Proof for Derivative of Dot Product

Question

In Taylor's Classical Mechanics, one of the problems is as follows:

(1.9) If $\vec{r}$ and $\vec{s}$ are vectors that depend on time, prove that the product rule for differentiating products applies to $\vec{r}$ $\cdot$ $\vec{s}$, that is, that:

$\frac{d}{dt}(\vec{r}$ $\cdot$ $\vec{s}) = \vec{r}$ $\cdot$ $\frac{d\vec{s}}{dt} + \vec{s}$ $\cdot$ $\frac{d\vec{r}}{dt}$

I'm not totally certain that my solution is correct, so if people could give me a hand in checking my work, I'd really appreciate it!

$\vec{r}$ $\cdot$ $\vec{s} = r_xs_x + r_ys_y$

$\frac{d}{dt}(r_xs_x+r_ys_y) = \frac{d}{dt}(r_xs_x) + \frac{d}{dt}(r_ys_y)$

$\frac{d}{dt}(\vec{r}$ $\cdot$ $\vec{s}) = (r_x\frac{d}{dt}s_x + r_y\frac{d}{dt}s_y) + (s_x\frac{d}{dt}r_x + s_y\frac{d}{dt}r_y)$

$\frac{d}{dt}(\vec{r}$ $\cdot$ $\vec{s}) = (r_x+r_y)\frac{d}{dt}(s_x+s_y)+(s_x+s_y)\frac{d}{dt}(r_x+r_y)$

$\frac{d}{dt}(\vec{r}$ $\cdot$ $\vec{s}) = \vec{r}$ $\cdot$ $\frac{d\vec{s}}{dt} + \vec{s}$ $\cdot$ $\frac{d\vec{r}}{dt}$

Answer 1

The penultimate line doesn't look right, and I'm not sure your grouping on the second line is sensible immediately. I would go, in your notation, $$ \begin{align} \frac{d}{dt}(r_x s_x + r_y s_y) &= \frac{d}{dt}(r_x s_x) + \frac{d}{dt}(r_y s_y) &&\text{(Linearity)}\\ &= \left(r_x\frac{d}{dt}s_x+ s_x\frac{d}{dt}r_x \right) + \left(r_y \frac{d}{dt}s_y+ s_y\frac{d}{dt}r_y \right) &&\text{(Product rule)} \\ &= \left(r_x\frac{d}{dt}s_x+ r_y \frac{d}{dt}s_y \right) + \left(s_x\frac{d}{dt}r_x+ s_y\frac{d}{dt}r_y \right) &&\text{(Regrouping)} \\ &= \vec{r} \cdot \frac{d\vec{s}}{dt} + \vec{s} \cdot \frac{d\vec{r}}{dt} \end{align} $$ (using that the component of the derivative is the derivative of the component, and the definition of the dot product).

Answer 2

You're assuming the dot product is $x*y = x_0 y_0 + x_1 y_1 + x_2 y_2 + ... + x_n y_n + ...$

The proof can be extended to any kind of dot product defined over any vector space.

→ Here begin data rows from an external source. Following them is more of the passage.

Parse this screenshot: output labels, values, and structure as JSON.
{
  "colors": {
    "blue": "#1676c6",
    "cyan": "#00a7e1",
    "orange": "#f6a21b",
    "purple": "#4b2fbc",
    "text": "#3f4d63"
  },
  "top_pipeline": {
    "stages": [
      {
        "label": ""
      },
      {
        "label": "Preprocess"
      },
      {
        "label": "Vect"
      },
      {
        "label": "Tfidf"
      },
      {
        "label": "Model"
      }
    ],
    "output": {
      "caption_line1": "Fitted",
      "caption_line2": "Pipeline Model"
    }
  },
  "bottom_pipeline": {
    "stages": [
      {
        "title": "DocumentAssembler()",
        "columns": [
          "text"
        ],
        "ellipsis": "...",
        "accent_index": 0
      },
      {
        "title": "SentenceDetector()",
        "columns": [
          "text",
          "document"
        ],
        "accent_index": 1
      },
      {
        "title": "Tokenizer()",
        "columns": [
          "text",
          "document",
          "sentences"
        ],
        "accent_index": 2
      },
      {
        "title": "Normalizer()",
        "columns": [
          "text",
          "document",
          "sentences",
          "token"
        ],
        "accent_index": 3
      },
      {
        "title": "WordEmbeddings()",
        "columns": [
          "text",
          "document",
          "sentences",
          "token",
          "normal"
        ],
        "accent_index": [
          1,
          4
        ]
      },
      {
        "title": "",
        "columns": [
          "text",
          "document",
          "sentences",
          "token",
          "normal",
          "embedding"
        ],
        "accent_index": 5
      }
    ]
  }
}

$$\dfrac{d}{dt}(\vec{x}*\vec{y})=\lim_{\Delta t\to0}\dfrac{\vec{x}(t+\Delta t)*\vec{y}(t+\Delta t)-\vec{x}*\vec{y}}{\Delta t}=\\ \lim_{\Delta t\to0}\dfrac{\vec{x}(t+\Delta t)*\vec{y}(t+\Delta t)-\vec{x}(t+\Delta t)*\vec{y}(t)+\vec{x}(t+\Delta t)*\vec{y}(t)-\vec{x}*\vec{y}}{\Delta t}=\\\lim_{\Delta t\to0}\vec{x}(t+\Delta t)*\dfrac{\vec{y}(t+\Delta t)-\vec{y}(t)}{\Delta t}+\lim_{\Delta t\to0}\dfrac{\vec{x}(t+\Delta t)-\vec{x}}{\Delta t}*\vec{y}=\\ \vec{x}(t)*\lim_{\Delta t\to0}\dfrac{\vec{y}(t+\Delta t)-\vec{y}(t)}{\Delta t}+\left(\lim_{\Delta t\to0}\dfrac{\vec{x}(t+\Delta t)-\vec{x}}{\Delta t}\right)*\vec{y}=\\ \vec{x}*\dfrac{d\vec{y}}{dt}+\dfrac{d\vec{x}}{dt}*\vec{y}$$

Answer 3

$$\left(\sum r_is_i\right)'=\sum(r_is_i)'=\sum(r_i's_i+r_is_i')=\sum r_i's_i+\sum r_is_i'$$ $$\mathbf r\cdot \mathbf s=\mathbf{r'}\cdot \mathbf s+ \mathbf r\cdot{\mathbf s'}$$ is enough.